In late 1952 the Institute’s Brno office established a dialectology department, along with an etymology department on the initiative of Václav Machek. After the founding of the Czechoslovak Academy of Sciences in 1952, the Czech Language Institute was incorporated into its structure and became one of its cornerstone departments. Bohuslav Havránek, one of the founders of the Prague Linguistic Circle, served as director until 1965. A number of leading Czech linguists subsequently led the Institute: František Daneš, Miloš Dokulil, Karel Horálek and Jan Petr. Following the 1989 Velvet Revolution, Fratišek Daneš once again assumed the directorship.
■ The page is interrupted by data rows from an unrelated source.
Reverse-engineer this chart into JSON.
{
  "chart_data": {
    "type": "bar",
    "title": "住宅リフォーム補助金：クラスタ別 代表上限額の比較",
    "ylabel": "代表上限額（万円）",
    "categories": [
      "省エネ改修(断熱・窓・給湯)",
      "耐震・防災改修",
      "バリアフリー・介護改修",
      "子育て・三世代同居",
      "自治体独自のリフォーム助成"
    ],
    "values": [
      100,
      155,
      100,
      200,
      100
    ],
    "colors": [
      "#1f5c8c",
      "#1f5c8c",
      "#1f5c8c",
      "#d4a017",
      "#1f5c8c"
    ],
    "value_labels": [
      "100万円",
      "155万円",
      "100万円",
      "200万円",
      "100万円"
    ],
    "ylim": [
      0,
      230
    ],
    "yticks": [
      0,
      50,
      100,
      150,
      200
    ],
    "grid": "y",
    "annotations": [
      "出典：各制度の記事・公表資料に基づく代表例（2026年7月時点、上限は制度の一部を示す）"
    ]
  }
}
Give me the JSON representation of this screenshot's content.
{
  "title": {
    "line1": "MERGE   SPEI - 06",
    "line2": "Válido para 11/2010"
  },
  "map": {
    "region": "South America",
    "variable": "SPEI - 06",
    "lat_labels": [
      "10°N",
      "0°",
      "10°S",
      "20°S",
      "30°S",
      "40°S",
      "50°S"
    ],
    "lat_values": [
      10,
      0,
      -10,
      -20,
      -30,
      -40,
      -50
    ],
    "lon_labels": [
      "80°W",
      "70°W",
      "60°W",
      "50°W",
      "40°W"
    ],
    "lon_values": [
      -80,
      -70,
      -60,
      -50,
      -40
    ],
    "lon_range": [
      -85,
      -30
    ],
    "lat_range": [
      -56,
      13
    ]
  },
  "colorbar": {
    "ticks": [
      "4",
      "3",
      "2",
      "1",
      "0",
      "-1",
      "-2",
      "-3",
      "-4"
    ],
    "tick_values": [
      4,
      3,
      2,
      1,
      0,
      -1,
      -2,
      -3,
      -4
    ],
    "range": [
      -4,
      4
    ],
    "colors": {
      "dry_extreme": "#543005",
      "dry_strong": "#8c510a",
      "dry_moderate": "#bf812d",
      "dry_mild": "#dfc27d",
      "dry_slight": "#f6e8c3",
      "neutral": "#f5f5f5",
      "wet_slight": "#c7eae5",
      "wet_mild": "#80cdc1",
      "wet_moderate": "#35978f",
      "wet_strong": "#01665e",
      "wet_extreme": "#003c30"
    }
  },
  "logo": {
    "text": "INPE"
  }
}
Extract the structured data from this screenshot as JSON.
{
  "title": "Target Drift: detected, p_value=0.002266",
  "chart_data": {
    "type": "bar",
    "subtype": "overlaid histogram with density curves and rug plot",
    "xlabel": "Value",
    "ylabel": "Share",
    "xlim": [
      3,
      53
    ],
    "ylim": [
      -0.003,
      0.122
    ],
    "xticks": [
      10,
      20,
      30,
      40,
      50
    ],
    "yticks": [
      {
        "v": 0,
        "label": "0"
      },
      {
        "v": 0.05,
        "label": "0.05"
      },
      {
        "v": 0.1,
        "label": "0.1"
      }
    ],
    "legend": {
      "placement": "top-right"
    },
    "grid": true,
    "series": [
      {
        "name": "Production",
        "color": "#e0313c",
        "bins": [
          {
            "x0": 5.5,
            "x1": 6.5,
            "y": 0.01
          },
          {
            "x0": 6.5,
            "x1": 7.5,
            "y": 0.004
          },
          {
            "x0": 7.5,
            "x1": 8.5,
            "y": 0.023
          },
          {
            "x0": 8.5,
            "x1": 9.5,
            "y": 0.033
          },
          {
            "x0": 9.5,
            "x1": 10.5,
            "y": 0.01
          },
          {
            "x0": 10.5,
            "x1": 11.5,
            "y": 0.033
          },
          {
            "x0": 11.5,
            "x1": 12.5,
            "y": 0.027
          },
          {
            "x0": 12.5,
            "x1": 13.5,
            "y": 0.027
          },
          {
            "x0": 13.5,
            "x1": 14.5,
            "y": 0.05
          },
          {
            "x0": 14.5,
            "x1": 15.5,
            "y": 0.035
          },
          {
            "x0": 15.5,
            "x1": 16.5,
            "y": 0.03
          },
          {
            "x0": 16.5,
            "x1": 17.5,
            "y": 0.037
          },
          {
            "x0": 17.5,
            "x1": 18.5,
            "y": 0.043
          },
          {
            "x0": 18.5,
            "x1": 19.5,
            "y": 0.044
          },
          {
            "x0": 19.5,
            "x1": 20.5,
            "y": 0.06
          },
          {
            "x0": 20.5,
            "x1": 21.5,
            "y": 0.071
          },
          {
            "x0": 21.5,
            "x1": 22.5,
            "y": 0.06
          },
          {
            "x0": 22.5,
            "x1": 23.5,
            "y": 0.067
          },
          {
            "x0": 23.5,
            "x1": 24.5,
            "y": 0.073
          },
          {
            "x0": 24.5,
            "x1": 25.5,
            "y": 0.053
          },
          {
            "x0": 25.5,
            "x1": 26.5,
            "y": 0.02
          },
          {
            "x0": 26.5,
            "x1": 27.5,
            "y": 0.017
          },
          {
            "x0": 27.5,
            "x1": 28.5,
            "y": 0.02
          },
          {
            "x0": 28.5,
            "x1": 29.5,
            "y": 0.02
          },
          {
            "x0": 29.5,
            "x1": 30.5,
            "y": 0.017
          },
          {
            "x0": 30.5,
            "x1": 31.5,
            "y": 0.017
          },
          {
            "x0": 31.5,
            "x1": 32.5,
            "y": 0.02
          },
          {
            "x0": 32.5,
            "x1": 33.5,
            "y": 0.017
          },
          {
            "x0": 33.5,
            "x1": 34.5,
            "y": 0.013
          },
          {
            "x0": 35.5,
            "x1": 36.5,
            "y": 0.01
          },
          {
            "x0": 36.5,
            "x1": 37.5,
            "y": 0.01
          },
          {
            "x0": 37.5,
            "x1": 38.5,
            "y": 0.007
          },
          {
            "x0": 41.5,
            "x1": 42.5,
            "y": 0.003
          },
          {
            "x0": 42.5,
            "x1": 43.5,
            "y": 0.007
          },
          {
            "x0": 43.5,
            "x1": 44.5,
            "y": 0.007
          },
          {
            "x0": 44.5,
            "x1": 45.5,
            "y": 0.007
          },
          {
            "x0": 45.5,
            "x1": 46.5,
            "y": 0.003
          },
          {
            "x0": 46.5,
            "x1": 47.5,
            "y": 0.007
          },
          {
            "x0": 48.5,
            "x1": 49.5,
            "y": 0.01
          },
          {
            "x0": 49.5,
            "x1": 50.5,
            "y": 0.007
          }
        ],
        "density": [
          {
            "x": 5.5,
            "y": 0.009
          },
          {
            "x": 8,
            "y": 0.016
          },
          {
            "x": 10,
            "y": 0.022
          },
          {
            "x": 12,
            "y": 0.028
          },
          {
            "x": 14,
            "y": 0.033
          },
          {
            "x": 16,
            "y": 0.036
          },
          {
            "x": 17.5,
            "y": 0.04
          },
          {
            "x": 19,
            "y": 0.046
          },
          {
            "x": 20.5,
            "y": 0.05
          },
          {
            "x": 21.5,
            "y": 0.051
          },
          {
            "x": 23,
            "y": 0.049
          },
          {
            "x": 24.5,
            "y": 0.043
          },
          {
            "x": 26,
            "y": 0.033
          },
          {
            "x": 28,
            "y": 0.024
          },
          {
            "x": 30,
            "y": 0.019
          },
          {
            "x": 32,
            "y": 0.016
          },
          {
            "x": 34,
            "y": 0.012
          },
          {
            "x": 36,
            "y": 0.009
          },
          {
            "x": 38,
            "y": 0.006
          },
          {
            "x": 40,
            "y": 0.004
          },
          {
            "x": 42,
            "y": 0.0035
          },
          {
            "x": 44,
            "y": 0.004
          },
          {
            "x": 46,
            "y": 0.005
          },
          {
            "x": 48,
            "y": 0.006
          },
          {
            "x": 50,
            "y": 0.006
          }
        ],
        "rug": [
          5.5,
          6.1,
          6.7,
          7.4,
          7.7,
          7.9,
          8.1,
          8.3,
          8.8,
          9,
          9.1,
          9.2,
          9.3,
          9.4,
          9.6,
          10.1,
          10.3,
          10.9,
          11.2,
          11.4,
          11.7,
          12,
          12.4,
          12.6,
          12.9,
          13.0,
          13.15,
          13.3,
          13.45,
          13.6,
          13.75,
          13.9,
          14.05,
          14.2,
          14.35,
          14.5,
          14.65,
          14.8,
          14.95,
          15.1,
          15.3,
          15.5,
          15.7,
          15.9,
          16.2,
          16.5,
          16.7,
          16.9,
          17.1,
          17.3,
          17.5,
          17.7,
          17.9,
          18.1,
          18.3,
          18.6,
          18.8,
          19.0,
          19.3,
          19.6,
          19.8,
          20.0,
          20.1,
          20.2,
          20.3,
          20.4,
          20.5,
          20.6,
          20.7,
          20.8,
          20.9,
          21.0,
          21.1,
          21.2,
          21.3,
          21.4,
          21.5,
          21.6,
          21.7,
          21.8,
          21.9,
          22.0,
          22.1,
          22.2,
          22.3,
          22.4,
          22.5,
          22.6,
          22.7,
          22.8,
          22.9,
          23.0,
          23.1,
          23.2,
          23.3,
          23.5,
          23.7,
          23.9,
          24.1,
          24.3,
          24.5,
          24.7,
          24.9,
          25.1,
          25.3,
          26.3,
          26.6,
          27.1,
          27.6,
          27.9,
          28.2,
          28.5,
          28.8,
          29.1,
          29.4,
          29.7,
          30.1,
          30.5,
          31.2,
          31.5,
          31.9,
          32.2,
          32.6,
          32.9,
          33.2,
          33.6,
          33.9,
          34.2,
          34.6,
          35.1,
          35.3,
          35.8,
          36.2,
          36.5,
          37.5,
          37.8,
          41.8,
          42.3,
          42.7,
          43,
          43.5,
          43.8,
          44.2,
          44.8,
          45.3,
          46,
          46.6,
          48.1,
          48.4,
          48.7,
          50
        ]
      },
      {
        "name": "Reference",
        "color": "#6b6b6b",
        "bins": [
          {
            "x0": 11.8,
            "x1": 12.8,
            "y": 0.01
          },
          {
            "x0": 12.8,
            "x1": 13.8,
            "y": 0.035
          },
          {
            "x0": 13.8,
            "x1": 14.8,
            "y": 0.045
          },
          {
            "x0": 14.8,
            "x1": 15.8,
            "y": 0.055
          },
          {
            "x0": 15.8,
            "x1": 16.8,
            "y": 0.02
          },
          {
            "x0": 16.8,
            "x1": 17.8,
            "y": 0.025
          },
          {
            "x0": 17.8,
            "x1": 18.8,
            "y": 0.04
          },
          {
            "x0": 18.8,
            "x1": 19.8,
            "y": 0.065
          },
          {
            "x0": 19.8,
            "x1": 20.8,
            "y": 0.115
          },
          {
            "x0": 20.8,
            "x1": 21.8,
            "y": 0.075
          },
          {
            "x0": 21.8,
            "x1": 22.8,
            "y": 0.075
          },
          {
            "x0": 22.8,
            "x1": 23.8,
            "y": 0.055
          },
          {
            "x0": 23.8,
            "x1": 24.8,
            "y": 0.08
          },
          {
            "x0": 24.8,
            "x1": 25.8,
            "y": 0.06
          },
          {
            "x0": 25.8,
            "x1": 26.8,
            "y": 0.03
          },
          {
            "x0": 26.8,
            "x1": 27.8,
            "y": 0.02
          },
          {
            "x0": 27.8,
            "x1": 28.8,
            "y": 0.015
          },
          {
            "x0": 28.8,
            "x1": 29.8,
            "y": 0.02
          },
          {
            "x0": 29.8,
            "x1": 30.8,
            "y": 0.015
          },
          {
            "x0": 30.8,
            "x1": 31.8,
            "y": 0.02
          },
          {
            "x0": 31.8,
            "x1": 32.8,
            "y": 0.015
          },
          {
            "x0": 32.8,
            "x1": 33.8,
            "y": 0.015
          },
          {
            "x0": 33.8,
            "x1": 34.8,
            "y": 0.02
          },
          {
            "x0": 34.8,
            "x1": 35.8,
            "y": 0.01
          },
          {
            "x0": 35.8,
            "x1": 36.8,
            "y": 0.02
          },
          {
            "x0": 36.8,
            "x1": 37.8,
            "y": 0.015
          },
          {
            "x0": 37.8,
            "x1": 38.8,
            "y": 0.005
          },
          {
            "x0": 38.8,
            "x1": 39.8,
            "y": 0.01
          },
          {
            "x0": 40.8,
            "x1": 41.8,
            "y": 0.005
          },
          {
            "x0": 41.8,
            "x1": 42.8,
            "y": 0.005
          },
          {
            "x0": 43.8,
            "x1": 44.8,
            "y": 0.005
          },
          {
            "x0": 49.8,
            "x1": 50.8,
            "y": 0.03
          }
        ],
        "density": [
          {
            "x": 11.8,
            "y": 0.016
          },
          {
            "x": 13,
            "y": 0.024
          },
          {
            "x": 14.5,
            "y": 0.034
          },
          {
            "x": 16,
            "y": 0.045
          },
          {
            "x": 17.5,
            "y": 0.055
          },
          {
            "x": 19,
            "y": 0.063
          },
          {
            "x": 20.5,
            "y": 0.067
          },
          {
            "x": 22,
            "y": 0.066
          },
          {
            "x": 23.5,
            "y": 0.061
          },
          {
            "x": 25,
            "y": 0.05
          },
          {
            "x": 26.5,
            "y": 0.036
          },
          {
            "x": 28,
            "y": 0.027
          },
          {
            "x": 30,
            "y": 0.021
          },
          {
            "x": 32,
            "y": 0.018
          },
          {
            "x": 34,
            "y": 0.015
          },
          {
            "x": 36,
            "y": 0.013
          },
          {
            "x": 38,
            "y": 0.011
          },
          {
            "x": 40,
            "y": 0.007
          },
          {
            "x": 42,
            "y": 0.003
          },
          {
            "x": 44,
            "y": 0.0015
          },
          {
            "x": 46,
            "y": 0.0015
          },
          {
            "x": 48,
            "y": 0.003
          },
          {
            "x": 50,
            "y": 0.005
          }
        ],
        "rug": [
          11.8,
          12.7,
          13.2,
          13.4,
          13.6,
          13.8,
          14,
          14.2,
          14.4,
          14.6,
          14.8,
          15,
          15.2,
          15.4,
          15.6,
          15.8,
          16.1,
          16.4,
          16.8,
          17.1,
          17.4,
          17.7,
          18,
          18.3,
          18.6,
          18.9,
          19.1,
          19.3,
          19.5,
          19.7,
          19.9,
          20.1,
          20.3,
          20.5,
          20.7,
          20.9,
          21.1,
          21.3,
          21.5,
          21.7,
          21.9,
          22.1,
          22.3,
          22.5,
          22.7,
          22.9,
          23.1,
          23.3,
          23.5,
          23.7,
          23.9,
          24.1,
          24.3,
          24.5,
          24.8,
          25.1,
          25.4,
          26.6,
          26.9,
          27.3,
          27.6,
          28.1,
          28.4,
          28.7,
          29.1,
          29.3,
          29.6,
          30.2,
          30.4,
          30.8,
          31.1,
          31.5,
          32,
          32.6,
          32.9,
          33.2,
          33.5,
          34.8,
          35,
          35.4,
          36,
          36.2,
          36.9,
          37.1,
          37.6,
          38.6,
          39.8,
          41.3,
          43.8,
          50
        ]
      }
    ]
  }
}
Jiří Kraus succeeded him, serving from 1994 to 2002, Karel Oliva headed the Institute from 2003 to 2016 and since 2016 Martin Prošek has been the director.

Since 1992 the Czech Language Institute has been part of the newly transformed Academy of Sciences of the Czech Republic.

In 2011 the Czech Language Institute celebrated the 100th anniversary of the founding of the Office of the Dictionary of the Czech Language.

== Departments ==

Up until 2023, the Institute consists of 8 academic departments:
- The Department of Dialectology studies dialects and colloquial language in Bohemia, Moravia and Silesia.
- The Department of Etymology’s main tasks are uncovering the origins of words and compiling an Etymological Dictionary of the Old Church Slavonic Language.
- The Department of Grammar focuses on research and description of the grammatical structure of the Czech language, descriptive methodology and corpus linguistics theory and practice.
- The Department of Language Cultivation addresses language cultivation theory and practice and operates a language consultation centre.
- The Department of Onomastics conducts research into proper nouns.
- The Department of Contemporary Lexicology and Lexicography’s main tasks are development of a new lexicon of contemporary Czech and continuous monitoring and recording of new phenomena in vocabulary.
- The Department of Stylistics and Sociolinguistics examines the use of language in society and develops theories of texts, style, genres and discourse.
- The Department of Language Development focuses on research into the history of the Czech language from its inception through the national revival period.

==Journals==
Another core activity is publishing of science and popular science periodicals:
- Slovo a slovesnost, a scientific journal focusing on all areas of structural linguistics as well as issues of language variation, style and language cultivation;
- Naše řeč (English: Our Speech), a peer-reviewed scientific journal devoted to Czech as a mother tongue;
- Acta onomastica, the only Czech peer-reviewed scientific periodical dealing with the field of proper names;
- Corpus – Grammar – Axiology Journal (KGA) (Korpus – gramatika – axiologie), a peer-reviewed academic journal focused on corpus research in natural languages.